Cutting Through The Crap

Wednesday, January 26, 2011

History Lesson


As the all-for-show arguments proceed in Congress, I wonder how many teabaggers know this:
In July of 1798, Congress passed – and President John Adams signed - “An Act for the Relief of Sick and Disabled Seamen.” The law authorized the creation of a government operated marine hospital service and mandated that privately employed sailors be required to purchase health care insurance.

Keep in mind that the 5th Congress did not really need to struggle over the intentions of the drafters of the Constitutions in creating this Act as many of its members were the drafters of the Constitution.

And when the Bill came to the desk of President John Adams for signature, I think it’s safe to assume that the man in that chair had a pretty good grasp on what the framers had in mind.


As I've said many times, health insurance reform would have been a lot more palatable had there been some form of "public option." In fact, as we now see, it may have been diabolically clever of the Rs to kibosh it -- don't fling me into the briar patch -- forcing the "individual mandate" instead. Because that's the main objection people have to the bill, the fulcrum Rs needed on which to place the lever of their lies about the rest of the legislation.

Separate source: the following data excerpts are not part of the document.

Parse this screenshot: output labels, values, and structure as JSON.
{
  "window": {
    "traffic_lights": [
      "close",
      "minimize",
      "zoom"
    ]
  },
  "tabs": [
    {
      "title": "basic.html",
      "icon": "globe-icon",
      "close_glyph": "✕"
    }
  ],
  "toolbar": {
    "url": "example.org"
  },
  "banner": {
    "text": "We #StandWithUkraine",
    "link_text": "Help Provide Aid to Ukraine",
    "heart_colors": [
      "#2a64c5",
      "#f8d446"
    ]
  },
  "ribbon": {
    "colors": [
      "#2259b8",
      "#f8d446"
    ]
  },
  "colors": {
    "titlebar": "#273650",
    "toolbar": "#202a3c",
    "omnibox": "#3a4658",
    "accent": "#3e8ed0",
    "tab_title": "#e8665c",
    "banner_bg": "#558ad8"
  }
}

Founding fathers. Founding principles.


5 comments:

Frank Drackman said...

Umm Sid, might wanta actually READ your links..
Cause I did, and the "Act for Relief of Sick & Disabled Semen" doesn't even mention Medical Insurance, probably because there wasn't any in 1798.

Just that the Government would take 20 cents/Month/Sailor to provide Medial Care, gee, sounds like the VA...

Frank

Sid Schwab said...

Well, Frankie, I'll admit it takes both reading and thinking at the same time... The money collected was to pay for care of the seamen, and it even included the building of hospitals. If you collect money, save and invest it (also in the bill) and use the funds to pay for care, that's what we'd call insurance around here.

But, okay, it was actually a government-run project, sort of like medicare (or, yeah, the VA), right? Government-run health care, paid for by mandatory collections, set up by the Progenitor Pops. Stick that in your teabag and dip it.

Anonymous said...

Dr. Sid,

Like the VA or Ocean/deep sea issues, maritime law is under the jurisdiction of the FEDERAL government.

Compare that to healthcare in the US, which is and always has been under STATE control. Doctors get their licenses from individual STATES, not the federal government. Just because you ignore the 10th Amendment doesn't mean that it doesn't exist.

As to your point of the Founders espousing a form of government run healthcare, thanks for posting. I wonder if the seamen felt they were getting their money's worth as some barber-surgeon was bloodletting them?

Kidding aside, it's an interesting point about the 5th Congress creating an individual mandate for an entire profession but I'm not sure if it can be inferred that a mandate for the ENTIRE US population to buy a product would have been approved by the founders.

A case could have been made for STATE RUN healthcare systems, which I endorsed previously as worthy experiments in liberal leaning states, and perfectly legal per the 10th amendment.

I wonder how the founders would proceed today with the ability to compare the quality of care in government run VA's to private hospitals?

Regards,
PrecordialThump

P.S. You've mentioned multiple times how a "strong 2 party system" is necessary for good government. Since we're imploring the wisdom of the Founders today, perhaps you should peruse George Washington's farewell address, paying extra attention to PARAGRAPH 24 where he warns of the DANGERS of POLITICAL PARTIES.

http://en.wikisource.org/wiki/Washington%27s_Farewell_Address#20

Sid Schwab said...

PT: the idea of NO parties hadn't occurred to me (although I've read discussions of it), and it has much to recommend it. I was just saying that since we have a two party system and aren't likely not to have, I'd prefer two thoughtful parties, each committed to problem solving with the long term health (in more ways than one) of the country at the forefront. We don't, currently.

As to money's worth, I'd say they got at least twenty cent's value. I bet a couple of leeches cost at least a penny.

And, uh, with the VA and medicare and medicaid, health care in the US is hardly exclusively under state control. Nor does the fact that maritime law is federal change the fact that it was a federally mandated taking of money for the provision of care. The sailors were not government employees.

As to what the founding dads would say today, I'll leave it to you to read the tea leaves. I'm neither have the powers nor the interest in speaking for them.

Pieter B said...

The individual mandate has been proposed as a "personal responsibility" measure by GOPers clear back to Richard Nixon. John McCain proposed it as an alternative to "Hillarycare" in the 1990s.

Mitt Romney, a potential 2012 Republican candidate for President, signed such a system into law in Massachusetts in 2006, and often patted himself on the back about it until quite recently.

Apparently the GOP doesn't think their base is that stupid, they know it.